Mais, Messieurs, je suis un mort en sursis et, croyez-moi, ma troisième condamnation à la peine capitale ne m'effraiera point. Pour ma patrie, pour mon idéal et pour mon peuple, périr n'est qu'un sublime sacrifice auquel je suis déjà résigné. Et, en
résistant, en soldat digne de l'être, à l'exemple de mes frèresdéjà martyrisés, je saurai mourir. Et, si vous avez à prononcer le verdict monstrueux qu'on réclame contre nous, soyez persuadés que la guillotine est pour nous ce que la Croix représente dans vos églises... L'Algérie sera libre envers et contre tout. »
La sentence de mort souleva un vaste mouvement d'indignation et de protestation à travers le monde mais elle fut maintenue. Le 24 avril 1958, à l'aube, Taleb Abderrahmane passa sousla guillotine dans l'enceinte de la prison Serkadji.
Il avait 28 ans.
Ce livre-portrait est agrémenté de précieux documents iconographiques, de notes et de référence. Le lecteur y trouvera, dans ce travail d’historien, des témoignages sur le parcours et l’engagement de Taleb Abderrahmane.
Mohamed Rebah avait côtoyé le chahid et d’autres membres de la famille Taleb, notamment son père et ses frères.
En postface, le professeur de philosophie, Mohamed Bouhamidi évoque le parcours et la personnalité de Taleb Abderrahmane qui « portaient une charge si puissante que les étudiants algériens les prirent spontanément, en 1962, pour symbole de l'engagement et du sacrifice. Les étudiants post indépendance lui reconnaissaient ainsi qu'il a joué un rôle d'idéal social et politique pendant la guerre d'indépendance, un rôle de modèle de combattant. Les étudiants des premières années de l'Algérie indépendante trouveront en lui la figure historique la plus indiquée pour perpétuer l'image que le peuple algérien se faisait de ses enfants intellectuels, étudiants et collégiens pendant la nuit coloniale : des champions qui devaient mettre leur science « arrachée » aux colons au service de leur peuple et de ses luttes. »

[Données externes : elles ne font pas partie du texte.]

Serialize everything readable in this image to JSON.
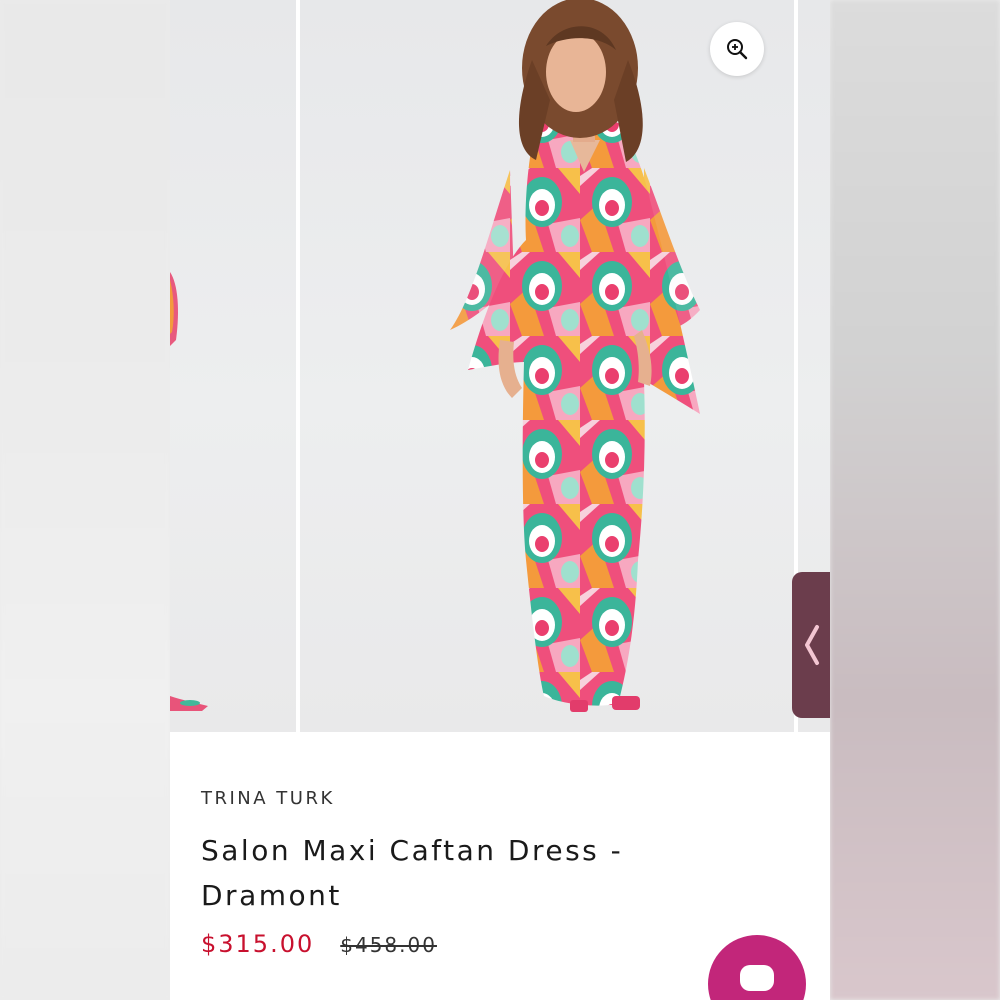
{
  "product": {
    "brand": "TRINA TURK",
    "title": "Salon Maxi Caftan Dress - Dramont",
    "sale_price": "$315.00",
    "original_price": "$458.00"
  },
  "gallery": {
    "zoom_icon": "zoom-in-icon",
    "prev_icon": "chevron-left-icon",
    "accent_color": "#6b3d4c"
  },
  "chat": {
    "icon": "chat-bubble-icon",
    "color": "#c2267a"
  },
  "colors": {
    "sale_price": "#c8102e"
  }
}
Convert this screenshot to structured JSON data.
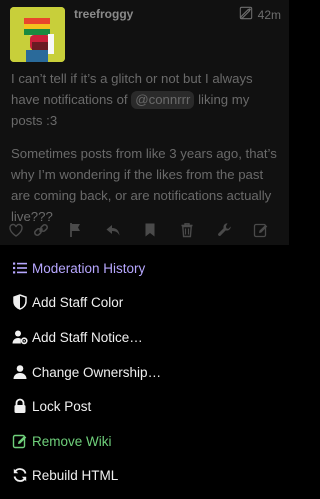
{
  "post": {
    "username": "treefroggy",
    "time": "42m",
    "body_before_mention": "I can’t tell if it’s a glitch or not but I always have notifications of ",
    "mention": "@connrrr",
    "body_after_mention": " liking my posts :3",
    "body_paragraph_2": "Sometimes posts from like 3 years ago, that’s why I’m wondering if the likes from the past are coming back, or are notifications actually live???"
  },
  "actions": {
    "icons": [
      "heart-icon",
      "link-icon",
      "flag-icon",
      "reply-icon",
      "bookmark-icon",
      "trash-icon",
      "wrench-icon",
      "edit-icon"
    ]
  },
  "menu": {
    "items": [
      {
        "label": "Moderation History",
        "icon": "list-icon",
        "color": "#b7a7ff"
      },
      {
        "label": "Add Staff Color",
        "icon": "shield-icon",
        "color": "#f0f0f0"
      },
      {
        "label": "Add Staff Notice…",
        "icon": "user-gear-icon",
        "color": "#f0f0f0"
      },
      {
        "label": "Change Ownership…",
        "icon": "user-icon",
        "color": "#f0f0f0"
      },
      {
        "label": "Lock Post",
        "icon": "lock-icon",
        "color": "#f0f0f0"
      },
      {
        "label": "Remove Wiki",
        "icon": "edit-icon",
        "color": "#6fd07b"
      },
      {
        "label": "Rebuild HTML",
        "icon": "refresh-icon",
        "color": "#f0f0f0"
      }
    ]
  }
}
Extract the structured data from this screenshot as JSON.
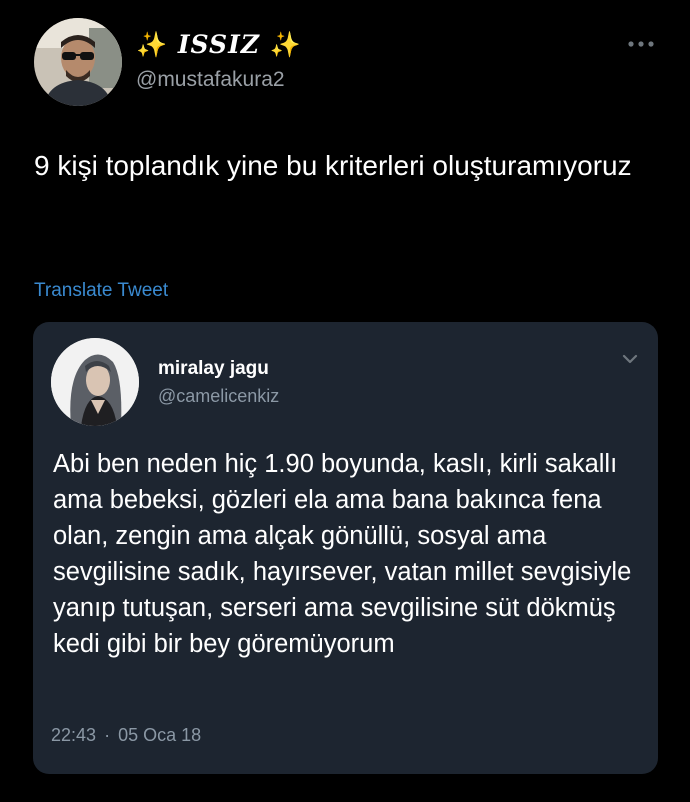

Que savent les jeunes aujourd’hui de ce patriote ? « Ce livre brise un peu l'encerclement des silences complices de ce révisionnisme triomphant et nous restitue une des plus belles parts de notre histoire que nous pouvons offrir comme mémoire à nos enfants », écrira, en conclusion, M. Bouhamidi.
K. Morsli
«Taleb Abderrahmane, guillotiné le 24 avril 1958» de Mohamed Rebah, chez Apic éditions ; 101 pages ; 500 DA
Bio express
Économiste de formation, Mohamed Rebah est chercheur en histoire. Militant de «OCFLN » (1956-1962), il fut détenu politique des camps de concentration de Ben Aknoun (Alger), Paul Cazelles (Sud-Algérois), Bossuet (Sud-Oranais) et Arcole (Oranie). Auteur «Des Chemins et des Hommes», il prépare un ouvrage sur les camps de regroupement de Cherchell (1958-1962) en collaboration avec une équipe de chercheurs de la région.